While the Digital Athlete has significantly improved player performance and safety, it’s not the only innovation. Another tool, Amazon’s Sagemaker, is a fully managed machine learning program that incorporates NFL football data. Based on individual player information, Sagemaker identifies which coaching techniques might be needed. This allows specific NFL teams and coaches to adopt different approaches that can reduce injuries and enhance player abilities. Combined these two tools have led to new ways in which the league and teams approach training and oversight. The use of NFL data analytics in this way a few years ago would have been unheard of.
“The wealth of analysis the NFL is working to produce, through the Big Data Bowl and other efforts, simply makes for a safer, more exciting game.” – Vasi Philomin
NFL Football Data and Fans
While NFL football data is driving positive change within the sport, it’s also doing so outside of it as well. The most notable achievement in this regard has been the development of Next Gen Stats. This is a machine learning, advanced analytics platform that leverages both historical data and real-time stats. In the process, it offers fans a much more robust game experience and has even added new stats to the menu. Specifically, recent ones added based in Next Gen Stat insights include completion probability and expected return yards. The NFL even hosts the Big Data Bowl annually with AWS in an effort to identify new ideas. Through crowd-sourced competition, data scientists offer new ways to enhance fan experiences even further through statistics.
Of course, Next Gen Stats offers more than just enhanced fan experience. They have also developed a Next Gen Stats Draft Model to aid NFL coaches evaluate college player prospects. Detailed NFL data analytics are performed using inputs like size, on-field success, athleticism, and position to predict success. Next Gen Stats also aid broadcasters during NFL games offer much deeper and detailed insights and predictions.
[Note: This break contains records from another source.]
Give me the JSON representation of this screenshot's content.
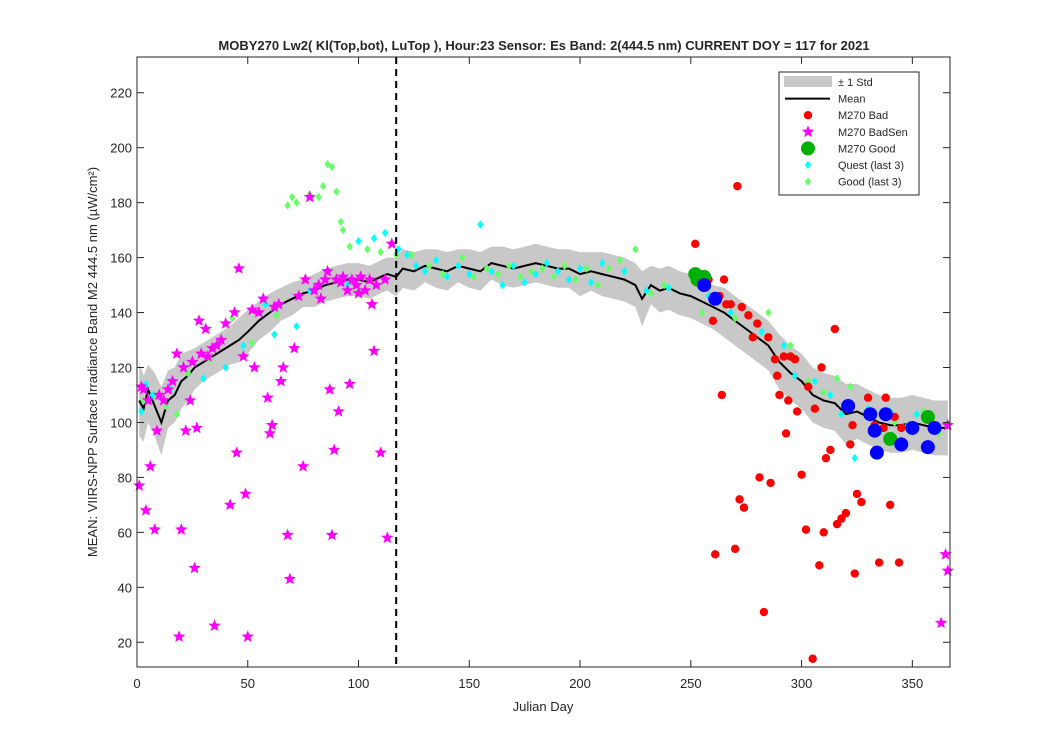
{
  "chart_data": {
    "type": "scatter",
    "title": "MOBY270   Lw2( Kl(Top,bot), LuTop ),   Hour:23 Sensor: Es Band: 2(444.5 nm)   CURRENT DOY = 117 for 2021",
    "xlabel": "Julian Day",
    "ylabel": "MEAN: VIIRS-NPP Surface Irradiance Band M2 444.5 nm (µW/cm²)",
    "xlim": [
      0,
      367
    ],
    "ylim": [
      11,
      233
    ],
    "xticks": [
      0,
      50,
      100,
      150,
      200,
      250,
      300,
      350
    ],
    "yticks": [
      20,
      40,
      60,
      80,
      100,
      120,
      140,
      160,
      180,
      200,
      220
    ],
    "grid": false,
    "legend_position": "top-right",
    "current_doy": 117,
    "colors": {
      "std_band": "#c8c8c8",
      "mean": "#000000",
      "bad": "#ff0000",
      "badsen": "#ff00ff",
      "good": "#00b000",
      "quest": "#00ffff",
      "goodlast3": "#66ff66",
      "blue": "#0000ff"
    },
    "legend": [
      {
        "key": "std",
        "label": "± 1 Std"
      },
      {
        "key": "mean",
        "label": "Mean"
      },
      {
        "key": "bad",
        "label": "M270 Bad"
      },
      {
        "key": "badsen",
        "label": "M270 BadSen"
      },
      {
        "key": "good",
        "label": "M270 Good"
      },
      {
        "key": "quest",
        "label": "Quest (last 3)"
      },
      {
        "key": "goodlast3",
        "label": "Good (last 3)"
      }
    ],
    "mean_x": [
      1,
      3,
      5,
      8,
      11,
      14,
      17,
      20,
      23,
      26,
      30,
      34,
      38,
      42,
      46,
      50,
      55,
      60,
      65,
      70,
      75,
      80,
      85,
      90,
      95,
      100,
      105,
      110,
      113,
      117,
      120,
      125,
      130,
      135,
      140,
      145,
      150,
      155,
      160,
      165,
      170,
      175,
      180,
      185,
      190,
      195,
      200,
      205,
      210,
      215,
      220,
      225,
      228,
      232,
      236,
      240,
      245,
      250,
      255,
      260,
      265,
      270,
      275,
      280,
      285,
      290,
      295,
      300,
      305,
      310,
      315,
      320,
      325,
      330,
      335,
      340,
      345,
      350,
      355,
      360,
      366
    ],
    "mean_y": [
      108,
      105,
      112,
      106,
      100,
      108,
      110,
      115,
      117,
      120,
      122,
      124,
      126,
      128,
      130,
      133,
      137,
      140,
      143,
      145,
      147,
      148,
      150,
      151,
      152,
      152,
      151,
      153,
      154,
      153,
      156,
      155,
      157,
      156,
      155,
      157,
      156,
      155,
      158,
      157,
      156,
      157,
      158,
      157,
      156,
      156,
      154,
      155,
      154,
      153,
      152,
      150,
      145,
      150,
      148,
      149,
      147,
      146,
      144,
      142,
      140,
      137,
      134,
      131,
      128,
      122,
      118,
      115,
      110,
      108,
      107,
      103,
      104,
      102,
      100,
      99,
      99,
      100,
      99,
      98,
      98
    ],
    "std_upper": [
      122,
      117,
      121,
      118,
      113,
      119,
      120,
      125,
      126,
      127,
      129,
      131,
      133,
      135,
      138,
      141,
      144,
      147,
      149,
      151,
      152,
      154,
      156,
      157,
      158,
      158,
      157,
      159,
      160,
      160,
      163,
      162,
      163,
      163,
      162,
      163,
      163,
      162,
      164,
      164,
      163,
      164,
      165,
      164,
      163,
      163,
      162,
      162,
      162,
      161,
      160,
      158,
      155,
      157,
      156,
      157,
      155,
      154,
      152,
      150,
      149,
      146,
      143,
      140,
      137,
      132,
      128,
      125,
      120,
      118,
      117,
      114,
      114,
      112,
      110,
      109,
      109,
      110,
      109,
      108,
      108
    ],
    "std_lower": [
      95,
      93,
      100,
      95,
      88,
      98,
      100,
      105,
      108,
      112,
      115,
      117,
      119,
      121,
      122,
      125,
      130,
      133,
      137,
      139,
      142,
      142,
      144,
      145,
      146,
      146,
      145,
      147,
      148,
      146,
      149,
      148,
      151,
      149,
      148,
      151,
      149,
      148,
      152,
      150,
      149,
      150,
      151,
      150,
      149,
      149,
      146,
      148,
      146,
      145,
      144,
      142,
      135,
      143,
      140,
      141,
      139,
      138,
      136,
      134,
      131,
      128,
      125,
      122,
      119,
      112,
      108,
      105,
      100,
      98,
      97,
      92,
      94,
      92,
      90,
      89,
      89,
      90,
      89,
      88,
      88
    ],
    "series_badsen": [
      [
        1,
        77
      ],
      [
        2,
        113
      ],
      [
        3,
        112
      ],
      [
        4,
        68
      ],
      [
        5,
        108
      ],
      [
        6,
        84
      ],
      [
        8,
        61
      ],
      [
        9,
        97
      ],
      [
        10,
        110
      ],
      [
        12,
        108
      ],
      [
        14,
        112
      ],
      [
        16,
        115
      ],
      [
        18,
        125
      ],
      [
        19,
        22
      ],
      [
        20,
        61
      ],
      [
        21,
        120
      ],
      [
        22,
        97
      ],
      [
        24,
        108
      ],
      [
        25,
        122
      ],
      [
        26,
        47
      ],
      [
        27,
        98
      ],
      [
        28,
        137
      ],
      [
        29,
        125
      ],
      [
        31,
        134
      ],
      [
        32,
        124
      ],
      [
        34,
        127
      ],
      [
        35,
        26
      ],
      [
        36,
        128
      ],
      [
        38,
        130
      ],
      [
        40,
        136
      ],
      [
        42,
        70
      ],
      [
        44,
        140
      ],
      [
        45,
        89
      ],
      [
        46,
        156
      ],
      [
        48,
        124
      ],
      [
        49,
        74
      ],
      [
        50,
        22
      ],
      [
        52,
        141
      ],
      [
        53,
        120
      ],
      [
        55,
        140
      ],
      [
        57,
        145
      ],
      [
        59,
        109
      ],
      [
        60,
        96
      ],
      [
        61,
        99
      ],
      [
        62,
        142
      ],
      [
        64,
        143
      ],
      [
        65,
        115
      ],
      [
        66,
        120
      ],
      [
        68,
        59
      ],
      [
        69,
        43
      ],
      [
        71,
        127
      ],
      [
        73,
        146
      ],
      [
        75,
        84
      ],
      [
        76,
        152
      ],
      [
        78,
        182
      ],
      [
        80,
        148
      ],
      [
        82,
        150
      ],
      [
        83,
        145
      ],
      [
        85,
        152
      ],
      [
        86,
        155
      ],
      [
        87,
        112
      ],
      [
        88,
        59
      ],
      [
        89,
        90
      ],
      [
        90,
        152
      ],
      [
        91,
        104
      ],
      [
        92,
        151
      ],
      [
        93,
        153
      ],
      [
        95,
        148
      ],
      [
        96,
        114
      ],
      [
        97,
        152
      ],
      [
        99,
        150
      ],
      [
        100,
        147
      ],
      [
        101,
        153
      ],
      [
        103,
        148
      ],
      [
        105,
        152
      ],
      [
        106,
        143
      ],
      [
        107,
        126
      ],
      [
        108,
        150
      ],
      [
        110,
        89
      ],
      [
        112,
        152
      ],
      [
        113,
        58
      ],
      [
        115,
        165
      ],
      [
        363,
        27
      ],
      [
        365,
        52
      ],
      [
        366,
        46
      ],
      [
        366,
        99
      ]
    ],
    "series_bad": [
      [
        252,
        165
      ],
      [
        256,
        154
      ],
      [
        258,
        152
      ],
      [
        260,
        137
      ],
      [
        261,
        52
      ],
      [
        263,
        146
      ],
      [
        264,
        110
      ],
      [
        265,
        152
      ],
      [
        266,
        143
      ],
      [
        268,
        143
      ],
      [
        270,
        54
      ],
      [
        271,
        186
      ],
      [
        272,
        72
      ],
      [
        273,
        142
      ],
      [
        274,
        69
      ],
      [
        276,
        139
      ],
      [
        278,
        131
      ],
      [
        280,
        136
      ],
      [
        281,
        80
      ],
      [
        283,
        31
      ],
      [
        285,
        131
      ],
      [
        286,
        78
      ],
      [
        288,
        123
      ],
      [
        289,
        117
      ],
      [
        290,
        110
      ],
      [
        292,
        124
      ],
      [
        293,
        96
      ],
      [
        294,
        108
      ],
      [
        295,
        124
      ],
      [
        297,
        123
      ],
      [
        298,
        104
      ],
      [
        300,
        81
      ],
      [
        302,
        61
      ],
      [
        303,
        113
      ],
      [
        305,
        14
      ],
      [
        306,
        105
      ],
      [
        308,
        48
      ],
      [
        309,
        120
      ],
      [
        310,
        60
      ],
      [
        311,
        87
      ],
      [
        313,
        90
      ],
      [
        315,
        134
      ],
      [
        316,
        63
      ],
      [
        318,
        65
      ],
      [
        320,
        67
      ],
      [
        322,
        92
      ],
      [
        323,
        99
      ],
      [
        324,
        45
      ],
      [
        325,
        74
      ],
      [
        327,
        71
      ],
      [
        330,
        109
      ],
      [
        333,
        99
      ],
      [
        335,
        49
      ],
      [
        337,
        98
      ],
      [
        338,
        109
      ],
      [
        340,
        70
      ],
      [
        342,
        102
      ],
      [
        344,
        49
      ],
      [
        345,
        98
      ]
    ],
    "series_good": [
      [
        252,
        154
      ],
      [
        253,
        152
      ],
      [
        256,
        153
      ],
      [
        340,
        94
      ],
      [
        357,
        102
      ]
    ],
    "series_blue": [
      [
        256,
        150
      ],
      [
        261,
        145
      ],
      [
        321,
        106
      ],
      [
        331,
        103
      ],
      [
        333,
        97
      ],
      [
        334,
        89
      ],
      [
        338,
        103
      ],
      [
        345,
        92
      ],
      [
        350,
        98
      ],
      [
        357,
        91
      ],
      [
        360,
        98
      ]
    ],
    "series_quest": [
      [
        2,
        104
      ],
      [
        4,
        114
      ],
      [
        7,
        110
      ],
      [
        15,
        112
      ],
      [
        30,
        116
      ],
      [
        40,
        120
      ],
      [
        48,
        128
      ],
      [
        58,
        143
      ],
      [
        62,
        132
      ],
      [
        72,
        135
      ],
      [
        78,
        148
      ],
      [
        95,
        150
      ],
      [
        100,
        166
      ],
      [
        107,
        167
      ],
      [
        112,
        169
      ],
      [
        118,
        163
      ],
      [
        122,
        161
      ],
      [
        126,
        157
      ],
      [
        130,
        155
      ],
      [
        135,
        159
      ],
      [
        140,
        153
      ],
      [
        145,
        157
      ],
      [
        150,
        154
      ],
      [
        155,
        172
      ],
      [
        160,
        155
      ],
      [
        165,
        150
      ],
      [
        170,
        157
      ],
      [
        175,
        151
      ],
      [
        180,
        154
      ],
      [
        185,
        158
      ],
      [
        190,
        155
      ],
      [
        195,
        152
      ],
      [
        200,
        156
      ],
      [
        205,
        151
      ],
      [
        210,
        158
      ],
      [
        220,
        155
      ],
      [
        230,
        148
      ],
      [
        240,
        149
      ],
      [
        253,
        152
      ],
      [
        258,
        146
      ],
      [
        262,
        144
      ],
      [
        268,
        140
      ],
      [
        282,
        133
      ],
      [
        292,
        128
      ],
      [
        297,
        117
      ],
      [
        306,
        115
      ],
      [
        313,
        110
      ],
      [
        318,
        103
      ],
      [
        324,
        87
      ],
      [
        330,
        105
      ],
      [
        340,
        104
      ],
      [
        346,
        98
      ],
      [
        352,
        103
      ],
      [
        358,
        101
      ]
    ],
    "series_goodlast3": [
      [
        3,
        108
      ],
      [
        8,
        110
      ],
      [
        13,
        106
      ],
      [
        18,
        103
      ],
      [
        23,
        118
      ],
      [
        33,
        123
      ],
      [
        43,
        138
      ],
      [
        52,
        129
      ],
      [
        63,
        139
      ],
      [
        68,
        179
      ],
      [
        70,
        182
      ],
      [
        72,
        180
      ],
      [
        78,
        183
      ],
      [
        82,
        182
      ],
      [
        84,
        186
      ],
      [
        86,
        194
      ],
      [
        88,
        193
      ],
      [
        90,
        184
      ],
      [
        92,
        173
      ],
      [
        93,
        170
      ],
      [
        96,
        164
      ],
      [
        104,
        163
      ],
      [
        110,
        162
      ],
      [
        117,
        161
      ],
      [
        124,
        161
      ],
      [
        132,
        157
      ],
      [
        138,
        154
      ],
      [
        147,
        160
      ],
      [
        152,
        153
      ],
      [
        158,
        156
      ],
      [
        163,
        154
      ],
      [
        168,
        157
      ],
      [
        173,
        153
      ],
      [
        178,
        155
      ],
      [
        183,
        156
      ],
      [
        188,
        153
      ],
      [
        193,
        157
      ],
      [
        198,
        152
      ],
      [
        203,
        156
      ],
      [
        208,
        150
      ],
      [
        213,
        156
      ],
      [
        218,
        159
      ],
      [
        225,
        163
      ],
      [
        232,
        147
      ],
      [
        238,
        150
      ],
      [
        255,
        140
      ],
      [
        270,
        138
      ],
      [
        285,
        140
      ],
      [
        295,
        128
      ],
      [
        303,
        115
      ],
      [
        310,
        111
      ],
      [
        316,
        116
      ],
      [
        322,
        113
      ],
      [
        330,
        103
      ],
      [
        336,
        97
      ],
      [
        342,
        100
      ],
      [
        348,
        99
      ],
      [
        355,
        104
      ],
      [
        362,
        96
      ]
    ]
  }
}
Through customized and interactive dashboards, commentators have much greater access to NFL football data. This further enhances the fan experience in the process.
Making Up for Lost Time
As you can see, the NFL data analytics and digital platforms have come a long way in a short time. NFL football data is now driving advances in every aspect of the game and the business. Though sports may have been late to the digitalization game, there’s little doubt the NFL and other leagues are rapidly catching up. And it’s an investment that looks to be good for everyone from owners, to players, to broadcasters, to fans.